Bug 1331038

Summary: Pods are stuck in pending state due to failed image pulling
Product: OpenShift Container Platform Reporter: Miheer Salunke <misalunk>
Component: BuildAssignee: Cesar Wong <cewong>
Status: CLOSED ERRATA QA Contact: Wang Haoran <haowang>
Severity: urgent Docs Contact:
Priority: unspecified    
Version: 3.1.0CC: agoldste, aos-bugs, bleanhar, bvincell, cewong, erich, jkaur, jokerman, mmccomas, ndordet, pep, simon.gunzenreiner, tdawson, xtian
Target Milestone: ---   
Target Release: ---   
Hardware: Unspecified   
OS: Unspecified   
Whiteboard:
Fixed In Version: Doc Type: Bug Fix
Doc Text:
Story Points: ---
Clone Of: Environment:
Last Closed: 2016-05-11 13:33:19 UTC Type: Bug
Regression: --- Mount Type: ---
Documentation: --- CRM:
Verified Versions: Category: ---
oVirt Team: --- RHEL 7.3 requirements from Atomic Host:
Cloudforms Team: --- Target Upstream Version:
Embargoed:
Bug Depends On:    
Bug Blocks: 1267746    

Comment 5 Andy Goldstein 2016-04-27 18:58:59 UTC
This is happening in 3.1.1.6 with the docker build strategy. This is what's happening (via OSE's docker builder; I'm listing the rough equivalent CLI steps):

1. docker build -t $registry/$project/$image:latest
2. docker push $registry/$project/$image:latest
3. in parallel:
  3a. image change trigger kicks off a deployment and it happens to land on the same node, this does 'docker pull $registry/$project/$image@sha256:...'
  3. docker rmi $registry/$project/$image:latest

The removal of the image tagged :latest happens at about the same time that the image is being pulled by its sha256 digest. We see in the journalctl output for docker that the image removal is issued a bit before the pull by digest occurs. The image removal removes layers not in use by any other image/container, and the pull by digest is trying to pull them down at the same time.

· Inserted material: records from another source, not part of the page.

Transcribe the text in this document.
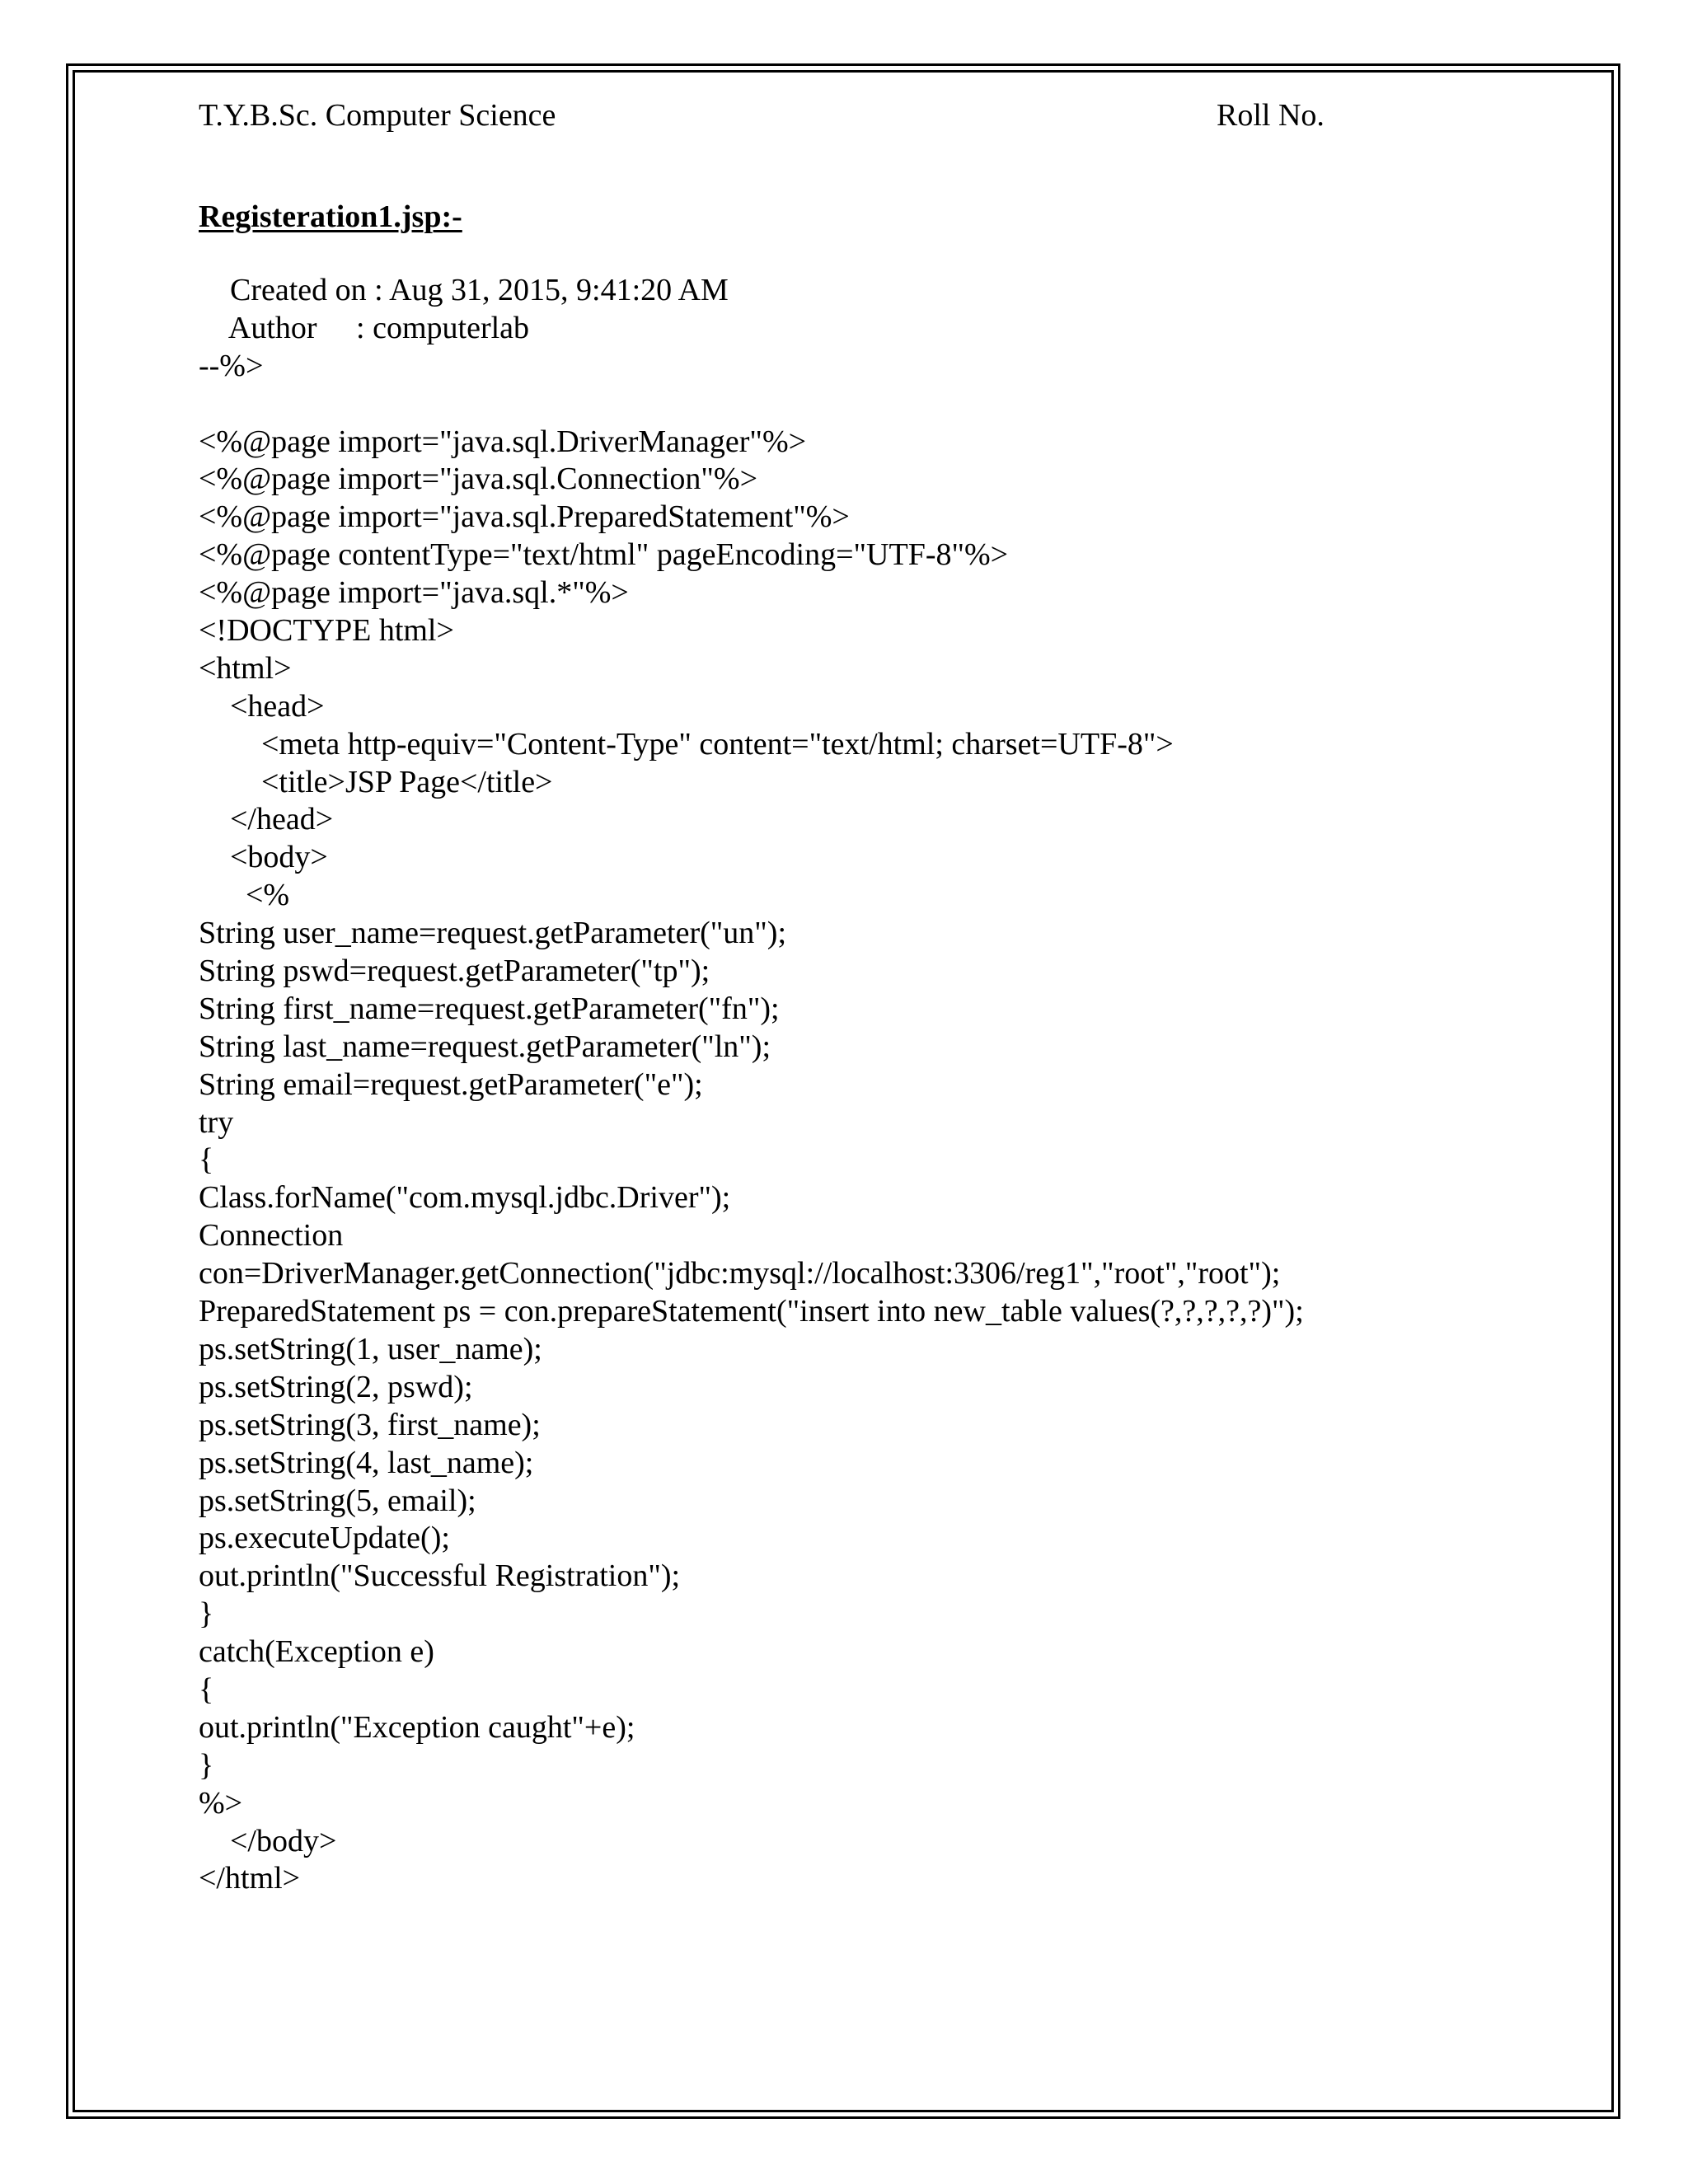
T.Y.B.Sc. Computer Science	Roll No.
Registeration1.jsp:-
Created on : Aug 31, 2015, 9:41:20 AM
Author     : computerlab
--%>
<%@page import="java.sql.DriverManager"%>
<%@page import="java.sql.Connection"%>
<%@page import="java.sql.PreparedStatement"%>
<%@page contentType="text/html" pageEncoding="UTF-8"%>
<%@page import="java.sql.*"%>
<!DOCTYPE html>
<html>
<head>
<meta http-equiv="Content-Type" content="text/html; charset=UTF-8">
<title>JSP Page</title>
</head>
<body>
<%
String user_name=request.getParameter("un");
String pswd=request.getParameter("tp");
String first_name=request.getParameter("fn");
String last_name=request.getParameter("ln");
String email=request.getParameter("e");
try
{
Class.forName("com.mysql.jdbc.Driver");
Connection
con=DriverManager.getConnection("jdbc:mysql://localhost:3306/reg1","root","root");
PreparedStatement ps = con.prepareStatement("insert into new_table values(?,?,?,?,?)");
ps.setString(1, user_name);
ps.setString(2, pswd);
ps.setString(3, first_name);
ps.setString(4, last_name);
ps.setString(5, email);
ps.executeUpdate();
out.println("Successful Registration");
}
catch(Exception e)
{
out.println("Exception caught"+e);
}
%>
</body>
</html>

Comment 8 Nicolas Dordet 2016-04-28 16:43:19 UTC
Version is 3.1.1

Comment 20 Wang Haoran 2016-05-03 05:51:49 UTC
verified with :
openshift v3.1.1.6-43-gf583589
kubernetes v1.1.0-origin-1107-g4c8e6f4
etcd 2.1.2

Comment 27 errata-xmlrpc 2016-05-11 13:33:19 UTC
Since the problem described in this bug report should be
resolved in a recent advisory, it has been closed with a
resolution of ERRATA.

For information on the advisory, and where to find the updated
files, follow the link below.

If the solution does not work for you, open a new bug report.

https://access.redhat.com/errata/RHSA-2016:1038

Comment 32 Cesar Wong 2016-05-23 12:36:33 UTC
Brenton, sorry I don't have a theory or explanation for why in the TSI case restarting the node could have made the patch start working.

While debugging with Matt, we did verify two things:

1) The image that the builds were using was the image that contained the fix. We did this by looking at the output of /usr/bin/origin version using the image of one of the completed build containers.

2) The symptoms we were seeing were consistent with the bug that was fixed in the new builder image. After a build completed, the image was no longer present in the local Docker, stalling the pre-deployment pod.